Rails BetaBook Hits the Spot
Now that I’ve had a chance to go through the Rails BetaBook, I thought some of you might want a review of what’s inside. Of course, I don’t need to tell you that the book is a treat. I’m sure you know what Dave Thomas and DHH are capable of. And considering the scarcity of Ruby literature available, I’m sure you’ll have your own copy in short order. (Indications being what they are.)
The BetaBook itself is rather fascinating. Littered throughout the margins are editorial notes about changes which are foreseen in the final edition, including possible changes to Rails itself. I get the feeling that Dave is trying to solicit feedback from the reader, to get you to eyeball the topic closely, to get you searching for omissions and unanswered questions.

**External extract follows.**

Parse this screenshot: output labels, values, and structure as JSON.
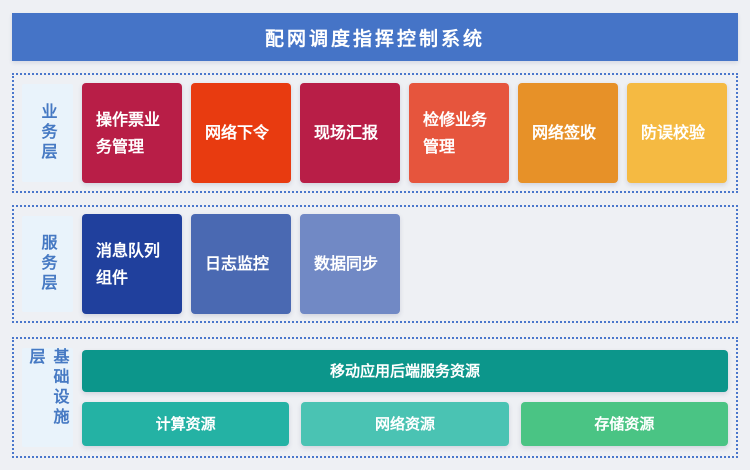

Considering the beta readers’ familiarity with the Rails API at this point, I’ll bet this pays off big. (See how desperately Premshree wants one?)
The book is largely divided into two parts. An introductory Rails tutorial (a la Rolling with Ruby on Rails) occupies the first hundred pages while a verbose explanation of all the sundry Rails components fills the last three-hundred pages. This is all flanked by a sizeable introduction and terrifically handy appendices, including a very sly fifteen page Ruby crash course, focusing specifically on idioms common in Rails applications.
The tutorial follows creation of a shopping cart. While it isn’t an immediate jumpstart like Rolling, the tutorial covers a lot of ground, such as sketching a page flow or keeping sessions. The cart’s database model grows throughout the tutorial, demanding expression of relationships and validation of input. The testing section of the tutorial is the most elaborate section, comprising forty pages of scenarios with accompanying fixtures.
The component sections explore the capabilities of Active Record, the Action Pack, the Prototype library, as well as security and deployment. All of this is along the lines of the introductions you’ve seen in Rails API docs (such as the opening of the ActionController::Base documentation), but with the addition of diagrams and notes from experience.
Now, I’m sure you can live without the Rails book, given the material available in tutorials, videos, and blogs. But Dave has done the work piecing together the vast sea of snippets into something cohesive. And, of course, you get Dave’s over-arching paradigms alongside a lot of these fragments.
Just keep in mind that you aren’t dropping money for a reference book. It’s not the PickAxe, which picked up Ruby and shook it for everything it had. Agile Web Development with Rails is a guided tour along the tracks which wind over the hills and through the countryside of Ruby on Rails, frequently stopping to hand you the binoculars and break down the mythology behind a modern technological marvel.